A dimensão social da evangelização 

Dom Jaime Vieira Rocha 
Arcebispo de Natal (RN)

No capítulo IV da Exortação apostólica Evangelii gaudium (A alegria do Evangelho) do Papa Francisco, intitulado “A dimensão social da evangelização”, encontramos exposta a relação que existe evangelização e promoção social. Afirma o Papa Francisco que se esta dimensão não for devidamente explicitada corre-se o risco de desfigurar o sentido autêntico e integral da missão evangelizadora (EG 176). O primeiro fator que determina esta relação está presente nas repercussões comunitárias e sociais do querigma. Este, já no seu primeiro anúncio, tem uma repercussão moral imediata, cujo centro é a caridade (EG 177). 

A conexão íntima que existe entre evangelização e promoção humana tem seu fundamento na apresentação da fé cristã que reconhece o infinito amor de Deus Pai pelo homem, conferindo-lhe uma dignidade infinita. E mais, ao assumir a carne humana o Filho de Deus revela para nós que cada pessoa humana foi elevada até ao próprio coração de Deus. O amor sem limites que Deus tem por nós se manifesta ainda mais no reconhecimento de que Jesus deu o seu sangue por nós. A redenção realizada na cruz não redime só individualmente, mas afeta também as relações sociais entre os homens: tudo fica redimido. O próprio Espírito Santo procura permear toda a situação humana e todos os vínculos sociais. É o mistério santo da Trindade que impede de pensarmos que podemos realizar-nos e salvar-nos sozinhos, pois, criados à imagem da comunhão divina só nos realizamos nesta comunhão, que inclui a comunhão com os nossos semelhantes. 

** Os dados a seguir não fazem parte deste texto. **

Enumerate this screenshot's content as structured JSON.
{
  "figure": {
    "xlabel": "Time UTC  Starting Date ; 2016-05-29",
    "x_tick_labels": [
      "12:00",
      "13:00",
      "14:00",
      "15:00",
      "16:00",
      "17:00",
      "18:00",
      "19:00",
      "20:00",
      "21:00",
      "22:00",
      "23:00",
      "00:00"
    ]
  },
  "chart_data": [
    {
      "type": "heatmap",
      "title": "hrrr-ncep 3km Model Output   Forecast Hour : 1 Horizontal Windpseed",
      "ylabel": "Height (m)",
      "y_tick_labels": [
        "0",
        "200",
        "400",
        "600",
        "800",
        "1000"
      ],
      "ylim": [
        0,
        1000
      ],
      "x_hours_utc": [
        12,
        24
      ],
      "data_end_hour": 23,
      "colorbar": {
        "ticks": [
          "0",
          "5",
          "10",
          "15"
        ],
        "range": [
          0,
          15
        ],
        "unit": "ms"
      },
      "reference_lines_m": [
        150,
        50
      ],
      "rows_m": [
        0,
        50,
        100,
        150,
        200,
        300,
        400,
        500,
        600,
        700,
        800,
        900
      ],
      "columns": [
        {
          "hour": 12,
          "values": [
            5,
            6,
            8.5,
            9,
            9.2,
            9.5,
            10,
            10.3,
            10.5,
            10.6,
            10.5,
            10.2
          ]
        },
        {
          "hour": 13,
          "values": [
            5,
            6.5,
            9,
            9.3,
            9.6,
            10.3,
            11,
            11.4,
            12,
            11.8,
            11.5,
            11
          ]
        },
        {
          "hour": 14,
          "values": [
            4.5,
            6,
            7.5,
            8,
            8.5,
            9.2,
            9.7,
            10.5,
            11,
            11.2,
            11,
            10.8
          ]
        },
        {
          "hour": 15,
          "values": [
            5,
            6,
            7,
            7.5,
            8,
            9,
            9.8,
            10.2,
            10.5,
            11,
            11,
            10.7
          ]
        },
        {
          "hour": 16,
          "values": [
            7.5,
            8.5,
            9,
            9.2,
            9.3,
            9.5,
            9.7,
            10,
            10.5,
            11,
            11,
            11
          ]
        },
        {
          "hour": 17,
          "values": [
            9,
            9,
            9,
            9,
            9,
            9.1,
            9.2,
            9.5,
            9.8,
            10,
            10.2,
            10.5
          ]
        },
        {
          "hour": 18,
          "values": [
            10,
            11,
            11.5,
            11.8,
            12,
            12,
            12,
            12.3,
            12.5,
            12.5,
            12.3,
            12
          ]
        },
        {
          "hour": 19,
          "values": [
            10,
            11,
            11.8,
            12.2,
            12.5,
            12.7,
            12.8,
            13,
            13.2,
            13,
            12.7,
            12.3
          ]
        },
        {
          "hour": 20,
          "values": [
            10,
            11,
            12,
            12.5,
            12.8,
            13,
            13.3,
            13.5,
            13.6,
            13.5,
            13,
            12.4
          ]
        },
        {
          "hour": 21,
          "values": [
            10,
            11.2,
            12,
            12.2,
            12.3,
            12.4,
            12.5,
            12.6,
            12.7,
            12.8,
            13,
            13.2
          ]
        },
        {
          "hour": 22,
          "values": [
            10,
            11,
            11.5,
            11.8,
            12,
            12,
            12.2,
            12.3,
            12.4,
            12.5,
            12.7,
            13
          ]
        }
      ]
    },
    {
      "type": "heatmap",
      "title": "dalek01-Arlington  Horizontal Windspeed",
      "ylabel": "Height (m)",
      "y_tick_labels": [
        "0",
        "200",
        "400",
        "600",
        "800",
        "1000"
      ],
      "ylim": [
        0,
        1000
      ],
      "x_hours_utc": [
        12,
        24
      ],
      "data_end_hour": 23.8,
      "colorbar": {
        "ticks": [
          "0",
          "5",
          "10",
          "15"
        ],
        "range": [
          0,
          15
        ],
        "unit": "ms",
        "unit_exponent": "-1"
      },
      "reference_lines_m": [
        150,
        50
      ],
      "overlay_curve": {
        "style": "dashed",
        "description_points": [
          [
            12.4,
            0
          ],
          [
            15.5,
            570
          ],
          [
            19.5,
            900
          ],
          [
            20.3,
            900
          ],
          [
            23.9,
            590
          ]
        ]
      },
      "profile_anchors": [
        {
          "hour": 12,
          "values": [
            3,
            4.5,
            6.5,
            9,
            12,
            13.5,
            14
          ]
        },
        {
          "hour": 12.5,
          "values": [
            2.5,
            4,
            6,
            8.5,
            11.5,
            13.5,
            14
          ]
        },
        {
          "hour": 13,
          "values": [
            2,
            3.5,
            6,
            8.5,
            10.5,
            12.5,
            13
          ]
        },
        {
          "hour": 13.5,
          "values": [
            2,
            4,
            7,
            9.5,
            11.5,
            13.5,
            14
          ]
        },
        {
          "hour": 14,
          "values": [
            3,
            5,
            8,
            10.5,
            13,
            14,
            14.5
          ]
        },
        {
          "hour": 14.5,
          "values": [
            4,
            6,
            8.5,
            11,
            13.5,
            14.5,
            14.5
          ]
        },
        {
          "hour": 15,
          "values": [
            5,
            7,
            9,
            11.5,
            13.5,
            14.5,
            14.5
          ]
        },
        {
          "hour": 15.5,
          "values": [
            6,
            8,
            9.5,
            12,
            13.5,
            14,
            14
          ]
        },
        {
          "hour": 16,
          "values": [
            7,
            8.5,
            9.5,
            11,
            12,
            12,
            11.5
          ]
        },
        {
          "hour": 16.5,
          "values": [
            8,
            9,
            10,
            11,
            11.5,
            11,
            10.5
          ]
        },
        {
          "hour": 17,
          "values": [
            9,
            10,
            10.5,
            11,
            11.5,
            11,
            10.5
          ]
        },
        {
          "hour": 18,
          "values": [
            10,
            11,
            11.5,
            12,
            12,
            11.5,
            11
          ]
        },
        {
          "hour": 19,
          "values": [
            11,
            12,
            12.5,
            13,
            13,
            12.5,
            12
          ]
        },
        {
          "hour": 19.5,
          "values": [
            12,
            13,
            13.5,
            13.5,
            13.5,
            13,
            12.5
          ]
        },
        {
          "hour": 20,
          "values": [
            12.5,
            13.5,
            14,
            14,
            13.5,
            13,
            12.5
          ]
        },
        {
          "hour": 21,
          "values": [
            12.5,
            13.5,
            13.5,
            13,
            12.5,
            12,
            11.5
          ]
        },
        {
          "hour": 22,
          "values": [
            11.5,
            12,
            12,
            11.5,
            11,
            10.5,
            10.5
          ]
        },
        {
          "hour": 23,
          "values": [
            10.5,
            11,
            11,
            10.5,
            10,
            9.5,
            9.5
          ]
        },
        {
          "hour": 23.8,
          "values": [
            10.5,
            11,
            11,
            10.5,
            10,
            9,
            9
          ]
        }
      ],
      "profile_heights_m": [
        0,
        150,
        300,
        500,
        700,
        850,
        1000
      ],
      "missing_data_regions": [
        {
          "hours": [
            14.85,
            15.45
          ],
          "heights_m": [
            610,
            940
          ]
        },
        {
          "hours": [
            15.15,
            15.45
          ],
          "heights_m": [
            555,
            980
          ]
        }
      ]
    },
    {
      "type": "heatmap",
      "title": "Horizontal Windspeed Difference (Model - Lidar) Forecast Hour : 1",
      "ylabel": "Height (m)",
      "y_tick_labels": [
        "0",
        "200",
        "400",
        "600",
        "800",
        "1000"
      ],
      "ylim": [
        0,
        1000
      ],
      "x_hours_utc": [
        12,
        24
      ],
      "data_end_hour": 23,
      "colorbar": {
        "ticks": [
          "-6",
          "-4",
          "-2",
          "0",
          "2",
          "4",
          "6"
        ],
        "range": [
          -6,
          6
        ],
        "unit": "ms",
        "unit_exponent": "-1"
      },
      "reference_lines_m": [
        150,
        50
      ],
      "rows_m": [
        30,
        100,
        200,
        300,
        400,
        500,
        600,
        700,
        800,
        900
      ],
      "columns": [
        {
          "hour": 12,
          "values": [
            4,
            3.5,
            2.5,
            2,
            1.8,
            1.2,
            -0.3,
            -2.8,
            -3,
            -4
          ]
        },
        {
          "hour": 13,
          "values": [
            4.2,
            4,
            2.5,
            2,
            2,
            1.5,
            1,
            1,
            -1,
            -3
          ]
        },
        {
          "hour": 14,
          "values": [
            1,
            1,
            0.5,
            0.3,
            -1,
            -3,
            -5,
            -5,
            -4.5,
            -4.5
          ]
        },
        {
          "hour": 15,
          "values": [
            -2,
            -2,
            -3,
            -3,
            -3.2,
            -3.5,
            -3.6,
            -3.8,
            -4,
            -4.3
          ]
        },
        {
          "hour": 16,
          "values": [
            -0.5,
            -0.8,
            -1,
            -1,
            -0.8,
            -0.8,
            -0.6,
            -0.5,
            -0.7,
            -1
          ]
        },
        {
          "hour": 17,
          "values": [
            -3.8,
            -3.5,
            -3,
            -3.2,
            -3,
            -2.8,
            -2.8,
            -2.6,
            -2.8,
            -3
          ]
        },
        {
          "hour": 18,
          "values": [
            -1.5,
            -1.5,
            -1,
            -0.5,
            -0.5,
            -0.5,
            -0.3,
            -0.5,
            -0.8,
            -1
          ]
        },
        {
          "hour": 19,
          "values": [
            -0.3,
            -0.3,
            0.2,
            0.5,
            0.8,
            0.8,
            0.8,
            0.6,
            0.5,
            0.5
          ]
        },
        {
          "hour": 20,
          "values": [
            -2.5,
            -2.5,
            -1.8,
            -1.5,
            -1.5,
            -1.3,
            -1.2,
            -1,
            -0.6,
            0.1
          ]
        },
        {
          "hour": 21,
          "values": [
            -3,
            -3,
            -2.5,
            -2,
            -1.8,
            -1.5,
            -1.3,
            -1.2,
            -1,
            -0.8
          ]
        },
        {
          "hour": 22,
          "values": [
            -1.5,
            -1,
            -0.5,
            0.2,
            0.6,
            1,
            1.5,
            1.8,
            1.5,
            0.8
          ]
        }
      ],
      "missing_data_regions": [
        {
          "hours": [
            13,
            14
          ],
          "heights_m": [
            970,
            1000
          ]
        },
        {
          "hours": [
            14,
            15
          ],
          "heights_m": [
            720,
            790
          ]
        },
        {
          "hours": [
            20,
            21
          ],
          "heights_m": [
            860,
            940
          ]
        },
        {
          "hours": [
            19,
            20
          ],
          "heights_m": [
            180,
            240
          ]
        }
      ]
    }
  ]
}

Este é o fundamento primeiro da relação entre evangelização e promoção humana. Aceitar este fundamento ou aceitar que o primeiro anúncio consiste nesta realidade, ou seja, a comunhão trinitária funda a comunhão entre nós, leva-nos a uma primeira e fundamental reação: desejar, procurar e ter a peito o bem dos outros (EG 178). Em primeiro ligar, o anúncio nos ensina que no irmão está o prolongamento permanente da Encarnação, para a vida de cada um de nós. Esta afirmação do Papa Francisco nos remete ao reconhecimento de que nenhuma espiritualidade privativa, isto é, a relação “Deus e eu somente”, faz justiça ao significado da Palavra de Deus. O exemplo de Jesus, suas palavras, seus gestos de amor e de compaixão pelos outros mostram que é necessário sair de si para o irmão. Aqui está, afirma o Papa Francisco, “um dos dois mandamentos principais que fundamentam toda a norma moral e como sinal mais claro para discernir sobre o caminho de crescimento espiritual em resposta à doação absolutamente gratuita de Deus” (EG 179). Todos necessitam reconhecer que esta íntima conexão entre anunciar o Evangelho e fazer o bem ao irmão brota inevitavelmente da natureza da Igreja. Assim como a Igreja é missionária por natureza, assim também, por natureza, a Igreja deve sempre ter caridade efetiva para com o próximo. Esta caridade compreende, assiste e promove. 

O Papa Francisco reconhece que cada cristão e cada comunidade são chamados a ser instrumentos de Deus a serviço da libertação e da promoção dos pobres, para que possam integrar-se plenamente na sociedade (EG 187). A Palavra de Deus está cheia do testemunho de que Deus, o Bom Pai, ouve o clamor dos pobres. Desde a experiência do êxodo, paradigma da ação de libertação do pobre por parte de Deus, a Escritura apresenta Deus como o defensor dos mais fracos, dos pobres (cf. Ex 3,7-8.10; Jz 3,15; Dt 15,9; Eclo 4,6; 1Jo 3,17; Tg 5,4: os clamores…chegaram aos ouvidos do Senhor do universo). Para o Papa o imperativo de ouvir o clamor dos pobres faz-se carne em nós, quando no mais íntimo de nós mesmos nos comovemos à vista do sofrimento alheio. É uma atitude de misericórdia que se deve ter sempre, como atesta a própria Palavra de Deus. Esta tem uma mensagem tão clara, tão direta, tão simples e eloquente que nenhuma hermenêutica (interpretação) eclesial tem o direito de relativizar (cf. EG 194). 

É uma exigência que a Igreja reconheceu como “derivada da própria obra libertadora da graça em cada um de nós”, pois como afirma Papa Francisco: “não se trata de uma missão reservada apenas a alguns”. Toda a Igreja é chamada a ser guiada pelo Evangelho da Misericórdia, pela solidariedade.